Publié le par Rosalie210

Buster Keaton et Edward F Cline (1921)

Malec chez les fantômes (The Haunted house)

Ce court-métrage de Buster Keaton est un peu disparate avec une première partie tournée vers le passé et une deuxième, vers l'avenir. En effet, la première partie assez statique repose sur un gag quasi-unique repris du premier court-métrage tourné par Keaton avec Roscoe ARBUCKLE, "The Butcher Boy (1917)". Il s'agit de la colle répandue sur l'argent et les vêtements et de l'eau bouillante utilisée pour les décoller. L'ampleur du décor qui manque à Keaton pour déployer son corps dans l'espace est résolue dans la deuxième partie. Celle-ci repose en effet sur une réjouissante chorégraphie dans une maison "hantée", en réalité remplie de pièges et de mécanismes qui préfigurent ceux de "The Electric House (1922)". L'escalier-toboggan qui dans le rêve de Keaton se transforme en échelle de Jacob puis en escalier en colimaçon lorsqu'il dégringole en enfer est une trouvaille désopilante.

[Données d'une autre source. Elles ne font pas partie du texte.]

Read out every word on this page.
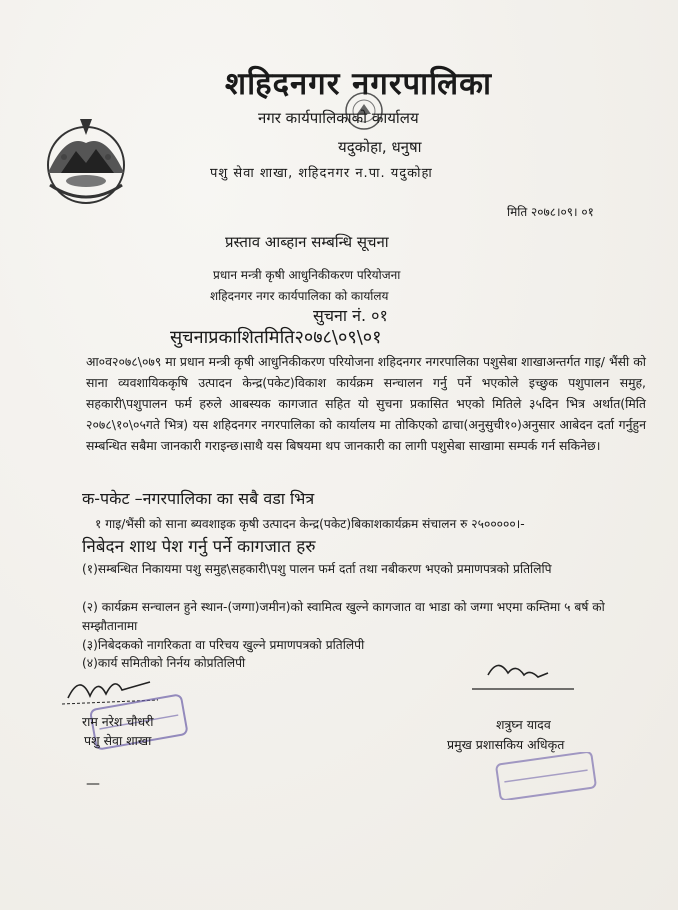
शहिदनगर नगरपालिका
नगर कार्यपालिकाको कार्यालय
यदुकोहा, धनुषा
पशु सेवा शाखा, शहिदनगर न.पा. यदुकोहा
मिति २०७८।०९। ०१
प्रस्ताव आब्हान सम्बन्धि सूचना
प्रधान मन्त्री कृषी आधुनिकीकरण परियोजना
शहिदनगर नगर कार्यपालिका को कार्यालय
सुचना नं. ०१
सुचनाप्रकाशितमिति२०७८\०९\०१
आ०व२०७८\०७९ मा प्रधान मन्त्री कृषी आधुनिकीकरण परियोजना शहिदनगर नगरपालिका पशुसेबा शाखाअन्तर्गत गाइ/ भैंसी को साना व्यवशायिककृषि उत्पादन केन्द्र(पकेट)विकाश कार्यक्रम सन्चालन गर्नु पर्ने भएकोले इच्छुक पशुपालन समुह, सहकारी\पशुपालन फर्म हरुले आबस्यक कागजात सहित यो सुचना प्रकासित भएको मितिले ३५दिन भित्र अर्थात(मिति २०७८\१०\०५गते भित्र) यस शहिदनगर नगरपालिका को कार्यालय मा तोकिएको ढाचा(अनुसुची१०)अनुसार आबेदन दर्ता गर्नुहुन सम्बन्धित सबैमा जानकारी गराइन्छ।साथै यस बिषयमा थप जानकारी का लागी पशुसेबा साखामा सम्पर्क गर्न सकिनेछ।
क-पकेट –नगरपालिका का सबै वडा भित्र
१ गाइ/भैंसी को साना ब्यवशाइक कृषी उत्पादन केन्द्र(पकेट)बिकाशकार्यक्रम संचालन रु २५०००००।-
निबेदन शाथ पेश गर्नु पर्ने कागजात हरु
(१)सम्बन्धित निकायमा पशु समुह\सहकारी\पशु पालन फर्म दर्ता तथा नबीकरण भएको प्रमाणपत्रको प्रतिलिपि
(२) कार्यक्रम सन्चालन हुने स्थान-(जग्गा)जमीन)को स्वामित्व खुल्ने कागजात वा भाडा को जग्गा भएमा कम्तिमा ५ बर्ष को सम्झौतानामा
(३)निबेदकको नागरिकता वा परिचय खुल्ने प्रमाणपत्रको प्रतिलिपी
(४)कार्य समितीको निर्नय कोप्रतिलिपी
राम नरेश चौधरी
पशु सेवा शाखा
शत्रुघ्न यादव
प्रमुख प्रशासकिय अधिकृत
—
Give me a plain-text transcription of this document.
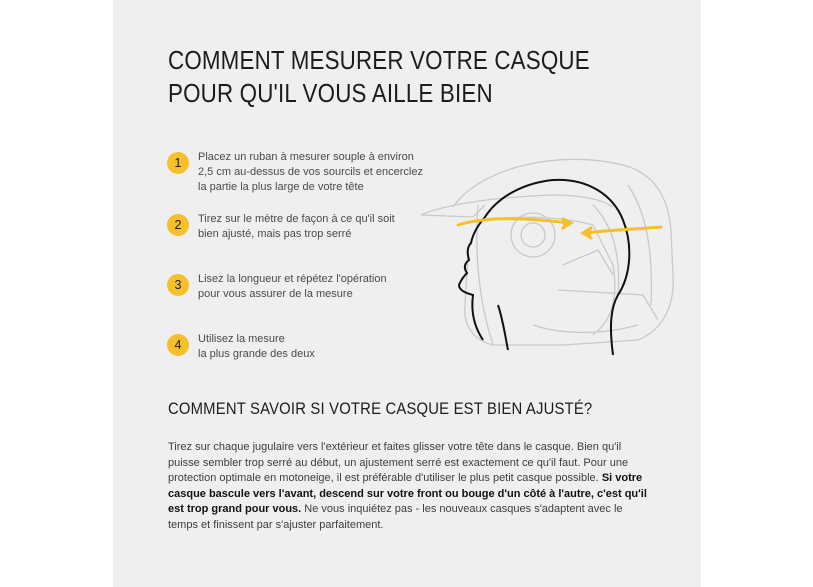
COMMENT MESURER VOTRE CASQUE
POUR QU'IL VOUS AILLE BIEN
1	Placez un ruban à mesurer souple à environ
2,5 cm au-dessus de vos sourcils et encerclez
la partie la plus large de votre tête
2	Tirez sur le mètre de façon à ce qu'il soit
bien ajusté, mais pas trop serré
3	Lisez la longueur et répétez l'opération
pour vous assurer de la mesure
4	Utilisez la mesure
la plus grande des deux
COMMENT SAVOIR SI VOTRE CASQUE EST BIEN AJUSTÉ?

Tirez sur chaque jugulaire vers l'extérieur et faites glisser votre tête dans le casque. Bien qu'il puisse sembler trop serré au début, un ajustement serré est exactement ce qu'il faut. Pour une protection optimale en motoneige, il est préférable d'utiliser le plus petit casque possible. Si votre casque bascule vers l'avant, descend sur votre front ou bouge d'un côté à l'autre, c'est qu'il est trop grand pour vous. Ne vous inquiétez pas - les nouveaux casques s'adaptent avec le temps et finissent par s'ajuster parfaitement.
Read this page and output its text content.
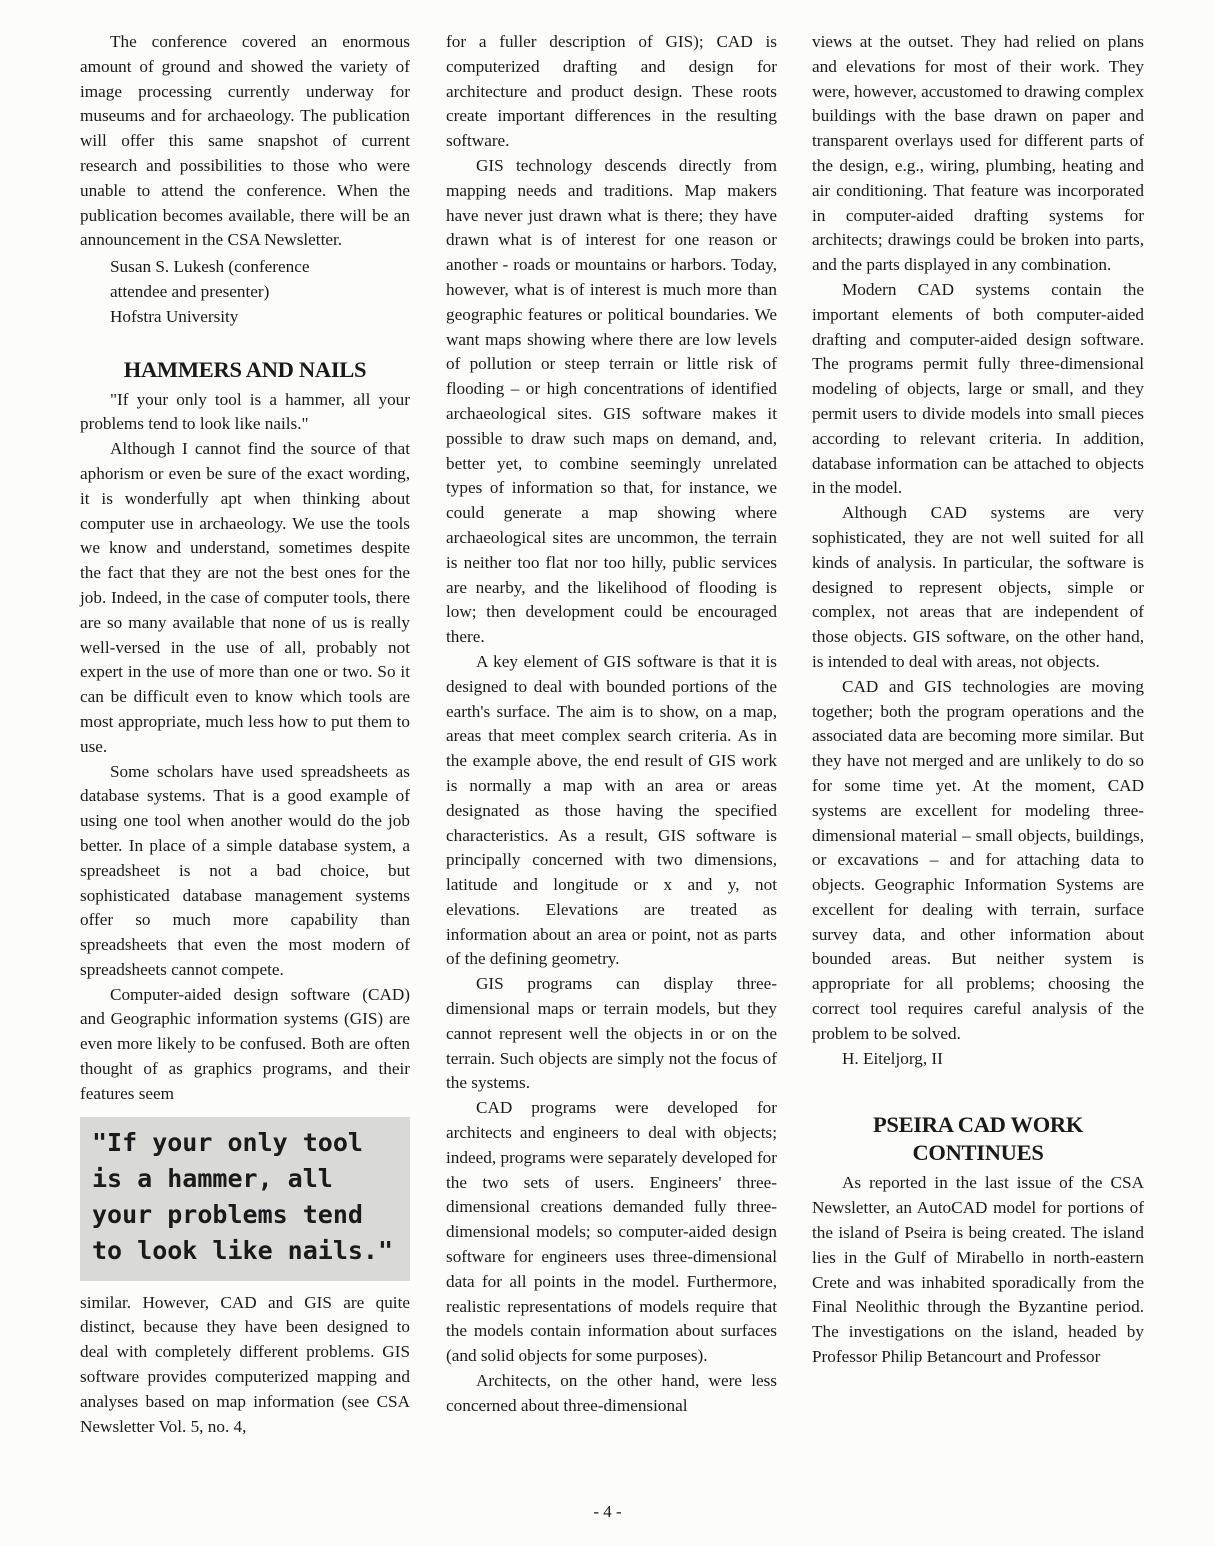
The conference covered an enormous amount of ground and showed the variety of image processing currently underway for museums and for archaeology. The publication will offer this same snapshot of current research and possibilities to those who were unable to attend the conference. When the publication becomes available, there will be an announcement in the CSA Newsletter.

Susan S. Lukesh (conference

attendee and presenter)

Hofstra University

HAMMERS AND NAILS

"If your only tool is a hammer, all your problems tend to look like nails."

Although I cannot find the source of that aphorism or even be sure of the exact wording, it is wonderfully apt when thinking about computer use in archaeology. We use the tools we know and understand, sometimes despite the fact that they are not the best ones for the job. Indeed, in the case of computer tools, there are so many available that none of us is really well-versed in the use of all, probably not expert in the use of more than one or two. So it can be difficult even to know which tools are most appropriate, much less how to put them to use.

Some scholars have used spreadsheets as database systems. That is a good example of using one tool when another would do the job better. In place of a simple database system, a spreadsheet is not a bad choice, but sophisticated database management systems offer so much more capability than spreadsheets that even the most modern of spreadsheets cannot compete.

Computer-aided design software (CAD) and Geographic information systems (GIS) are even more likely to be confused. Both are often thought of as graphics programs, and their features seem

"If your only tool is a hammer, all your problems tend to look like nails."

similar. However, CAD and GIS are quite distinct, because they have been designed to deal with completely different problems. GIS software provides computerized mapping and analyses based on map information (see CSA Newsletter Vol. 5, no. 4,

for a fuller description of GIS); CAD is computerized drafting and design for architecture and product design. These roots create important differences in the resulting software.

GIS technology descends directly from mapping needs and traditions. Map makers have never just drawn what is there; they have drawn what is of interest for one reason or another - roads or mountains or harbors. Today, however, what is of interest is much more than geographic features or political boundaries. We want maps showing where there are low levels of pollution or steep terrain or little risk of flooding – or high concentrations of identified archaeological sites. GIS software makes it possible to draw such maps on demand, and, better yet, to combine seemingly unrelated types of information so that, for instance, we could generate a map showing where archaeological sites are uncommon, the terrain is neither too flat nor too hilly, public services are nearby, and the likelihood of flooding is low; then development could be encouraged there.

A key element of GIS software is that it is designed to deal with bounded portions of the earth's surface. The aim is to show, on a map, areas that meet complex search criteria. As in the example above, the end result of GIS work is normally a map with an area or areas designated as those having the specified characteristics. As a result, GIS software is principally concerned with two dimensions, latitude and longitude or x and y, not elevations. Elevations are treated as information about an area or point, not as parts of the defining geometry.

GIS programs can display three-dimensional maps or terrain models, but they cannot represent well the objects in or on the terrain. Such objects are simply not the focus of the systems.

CAD programs were developed for architects and engineers to deal with objects; indeed, programs were separately developed for the two sets of users. Engineers' three-dimensional creations demanded fully three-dimensional models; so computer-aided design software for engineers uses three-dimensional data for all points in the model. Furthermore, realistic representations of models require that the models contain information about surfaces (and solid objects for some purposes).

Architects, on the other hand, were less concerned about three-dimensional

views at the outset. They had relied on plans and elevations for most of their work. They were, however, accustomed to drawing complex buildings with the base drawn on paper and transparent overlays used for different parts of the design, e.g., wiring, plumbing, heating and air conditioning. That feature was incorporated in computer-aided drafting systems for architects; drawings could be broken into parts, and the parts displayed in any combination.

Modern CAD systems contain the important elements of both computer-aided drafting and computer-aided design software. The programs permit fully three-dimensional modeling of objects, large or small, and they permit users to divide models into small pieces according to relevant criteria. In addition, database information can be attached to objects in the model.

Although CAD systems are very sophisticated, they are not well suited for all kinds of analysis. In particular, the software is designed to represent objects, simple or complex, not areas that are independent of those objects. GIS software, on the other hand, is intended to deal with areas, not objects.

CAD and GIS technologies are moving together; both the program operations and the associated data are becoming more similar. But they have not merged and are unlikely to do so for some time yet. At the moment, CAD systems are excellent for modeling three-dimensional material – small objects, buildings, or excavations – and for attaching data to objects. Geographic Information Systems are excellent for dealing with terrain, surface survey data, and other information about bounded areas. But neither system is appropriate for all problems; choosing the correct tool requires careful analysis of the problem to be solved.

H. Eiteljorg, II

PSEIRA CAD WORK
CONTINUES

As reported in the last issue of the CSA Newsletter, an AutoCAD model for portions of the island of Pseira is being created. The island lies in the Gulf of Mirabello in north-eastern Crete and was inhabited sporadically from the Final Neolithic through the Byzantine period. The investigations on the island, headed by Professor Philip Betancourt and Professor

- 4 -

Au sein de cette deuxième partie se niche un gag surréaliste qui fait penser aux trucages de Georges MÉLIÈS: deux squelettes assemblent un homme morceau par morceau. Lorsqu'il est complet, il prend vie et se met à marcher. Cette image du puzzle convient tout à fait pour définir un film forcément inégal à cause de son manque d'unité foncière.